Acts of Devotion & Working Through

That made me think about times in my own career when I’ve noticed parallels between what clients are experiencing and what begins to surface in my own unconscious.

One example came to mind.

At one point I was working with many older adults who had hoarding behaviors and who were living in very disorganized homes. Their living environments often reflected what was happening internally.

At the same time, I was working extremely hard. I was a student at Pacifica and commuting frequently. I would work Monday through Thursday, then Thursday night drive up to Santa Barbara once a month. I would attend lectures Friday, Saturday, and Sunday, then drive home and go straight back to work.

It was a very intense period.

One weekend someone needed a ride from school, and I offered to give them one. When I opened the back seat of my car, it was completely filled with stuff.

Laundry I had meant to do. Random items I had been carrying around. Just piles of things.

I had this moment where I thought, “Oh my gosh.”

I’m normally a very organized person. I like my space to be orderly.

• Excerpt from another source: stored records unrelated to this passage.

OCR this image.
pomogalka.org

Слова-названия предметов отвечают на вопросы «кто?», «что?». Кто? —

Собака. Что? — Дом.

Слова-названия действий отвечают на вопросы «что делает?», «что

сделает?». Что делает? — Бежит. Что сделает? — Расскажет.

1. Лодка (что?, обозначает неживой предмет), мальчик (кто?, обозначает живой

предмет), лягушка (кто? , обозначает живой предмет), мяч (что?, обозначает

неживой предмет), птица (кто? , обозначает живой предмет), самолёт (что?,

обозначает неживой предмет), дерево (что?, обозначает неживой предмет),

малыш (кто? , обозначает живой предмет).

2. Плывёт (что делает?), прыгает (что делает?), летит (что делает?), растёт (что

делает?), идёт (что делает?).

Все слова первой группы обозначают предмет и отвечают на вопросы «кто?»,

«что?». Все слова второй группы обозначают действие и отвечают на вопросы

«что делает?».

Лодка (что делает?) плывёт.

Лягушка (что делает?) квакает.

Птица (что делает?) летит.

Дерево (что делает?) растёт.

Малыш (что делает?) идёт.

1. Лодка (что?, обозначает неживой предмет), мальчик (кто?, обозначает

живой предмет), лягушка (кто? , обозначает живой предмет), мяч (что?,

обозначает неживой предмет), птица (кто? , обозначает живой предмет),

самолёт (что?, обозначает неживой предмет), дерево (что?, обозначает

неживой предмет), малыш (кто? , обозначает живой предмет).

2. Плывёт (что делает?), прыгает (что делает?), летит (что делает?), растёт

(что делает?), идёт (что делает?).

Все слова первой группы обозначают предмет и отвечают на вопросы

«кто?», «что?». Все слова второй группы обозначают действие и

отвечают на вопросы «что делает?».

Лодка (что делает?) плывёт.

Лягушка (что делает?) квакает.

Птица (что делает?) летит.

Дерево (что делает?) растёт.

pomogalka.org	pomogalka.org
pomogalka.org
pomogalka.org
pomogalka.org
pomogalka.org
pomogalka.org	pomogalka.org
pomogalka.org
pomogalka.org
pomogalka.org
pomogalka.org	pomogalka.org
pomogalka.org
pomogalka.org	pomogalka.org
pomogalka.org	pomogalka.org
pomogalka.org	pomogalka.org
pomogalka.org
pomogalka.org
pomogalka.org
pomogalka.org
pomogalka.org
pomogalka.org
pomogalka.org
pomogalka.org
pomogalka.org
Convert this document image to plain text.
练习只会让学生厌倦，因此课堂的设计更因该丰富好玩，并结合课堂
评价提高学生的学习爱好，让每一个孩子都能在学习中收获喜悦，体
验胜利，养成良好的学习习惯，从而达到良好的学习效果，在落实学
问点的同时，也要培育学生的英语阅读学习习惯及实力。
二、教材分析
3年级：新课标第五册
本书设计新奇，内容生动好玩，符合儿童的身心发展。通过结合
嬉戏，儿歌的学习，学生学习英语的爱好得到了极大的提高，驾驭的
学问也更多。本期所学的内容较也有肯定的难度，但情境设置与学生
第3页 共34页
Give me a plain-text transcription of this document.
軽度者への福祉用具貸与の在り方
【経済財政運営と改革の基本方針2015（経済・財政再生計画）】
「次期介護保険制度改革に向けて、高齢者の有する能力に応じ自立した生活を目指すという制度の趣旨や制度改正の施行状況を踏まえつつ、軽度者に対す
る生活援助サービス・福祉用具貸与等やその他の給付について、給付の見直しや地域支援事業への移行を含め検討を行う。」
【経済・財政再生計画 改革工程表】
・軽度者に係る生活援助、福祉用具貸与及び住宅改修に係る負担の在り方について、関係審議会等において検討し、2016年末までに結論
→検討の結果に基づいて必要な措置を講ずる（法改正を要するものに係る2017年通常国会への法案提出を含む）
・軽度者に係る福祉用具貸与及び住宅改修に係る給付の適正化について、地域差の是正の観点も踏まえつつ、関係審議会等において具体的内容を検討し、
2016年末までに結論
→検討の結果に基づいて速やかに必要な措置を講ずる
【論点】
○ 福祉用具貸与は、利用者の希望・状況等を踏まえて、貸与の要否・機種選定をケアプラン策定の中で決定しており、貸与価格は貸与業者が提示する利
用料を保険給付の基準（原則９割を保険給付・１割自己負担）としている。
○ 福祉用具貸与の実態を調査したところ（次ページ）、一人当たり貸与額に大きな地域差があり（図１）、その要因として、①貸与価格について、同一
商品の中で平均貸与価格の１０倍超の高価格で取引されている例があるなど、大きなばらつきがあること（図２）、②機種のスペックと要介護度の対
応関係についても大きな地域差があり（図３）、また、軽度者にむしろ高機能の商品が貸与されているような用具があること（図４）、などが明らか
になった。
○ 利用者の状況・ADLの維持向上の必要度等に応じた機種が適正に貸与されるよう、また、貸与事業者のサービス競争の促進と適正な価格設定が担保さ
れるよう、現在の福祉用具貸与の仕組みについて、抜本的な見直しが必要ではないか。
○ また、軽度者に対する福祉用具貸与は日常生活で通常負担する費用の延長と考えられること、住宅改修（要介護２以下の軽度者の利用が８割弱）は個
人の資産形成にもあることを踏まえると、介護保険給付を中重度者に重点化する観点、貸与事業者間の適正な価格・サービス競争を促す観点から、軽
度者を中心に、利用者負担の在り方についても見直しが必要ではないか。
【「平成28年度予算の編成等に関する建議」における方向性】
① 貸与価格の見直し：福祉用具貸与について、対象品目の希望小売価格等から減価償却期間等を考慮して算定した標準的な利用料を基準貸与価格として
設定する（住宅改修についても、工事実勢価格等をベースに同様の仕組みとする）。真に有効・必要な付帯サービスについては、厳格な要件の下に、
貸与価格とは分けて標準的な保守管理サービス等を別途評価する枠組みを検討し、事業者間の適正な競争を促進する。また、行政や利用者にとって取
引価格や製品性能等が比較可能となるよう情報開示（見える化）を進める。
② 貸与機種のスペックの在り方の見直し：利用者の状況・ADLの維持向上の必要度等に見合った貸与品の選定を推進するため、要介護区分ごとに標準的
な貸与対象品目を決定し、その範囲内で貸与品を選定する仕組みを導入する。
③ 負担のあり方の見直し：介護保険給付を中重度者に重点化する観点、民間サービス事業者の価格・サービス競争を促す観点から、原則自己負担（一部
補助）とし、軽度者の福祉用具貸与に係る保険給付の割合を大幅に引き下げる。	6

But there was literally no room for someone to sit.

And I had this realization: How am I taking my work home with me?

Something symbolic had surfaced.

These things bubble up.

I was able to reflect on it, clean out my car, and recognize that I was overfunctioning at that time. It helped me become more aware of how the work was affecting me personally.

That’s one of the beautiful aspects of this work. We don’t always need to share these internal realizations with clients. Sometimes we do, if it’s clinically helpful, but often the important part is simply that we are doing our own internal processing.

Both of these papers really spoke to me.

In closing, I want to return again to the idea of devotion.

Many of us may not have had the experience of someone being deeply devoted to us.

So what might it be like to practice devotion toward ourselves?

Not in a narcissistic way, but in the sense of choosing our own development and caring for our inner life.

Recently I found myself imagining what it would be like to have my own therapy office instead of subletting a space. I was picturing how I could set it up the way I wanted and use it freely with clients.

And I noticed that the idea felt like an act of devotion.

So I’ll leave you with that question:

What might an act of devotion toward yourself look like?

If you have thoughts about these papers or anything I discussed today, I would love to hear them.

Citation / References:

Ogden, T. H. (2004). This art of psychoanalysis: Dreaming undreamt dreams and interrupted cries. International Journal of Psychoanalysis (85), 857-877.

Winnicott, D.W. (1971). Chapter 1: Transitional Objects and Transitional Phenomena. Playing & Reality: Tavistock Publications.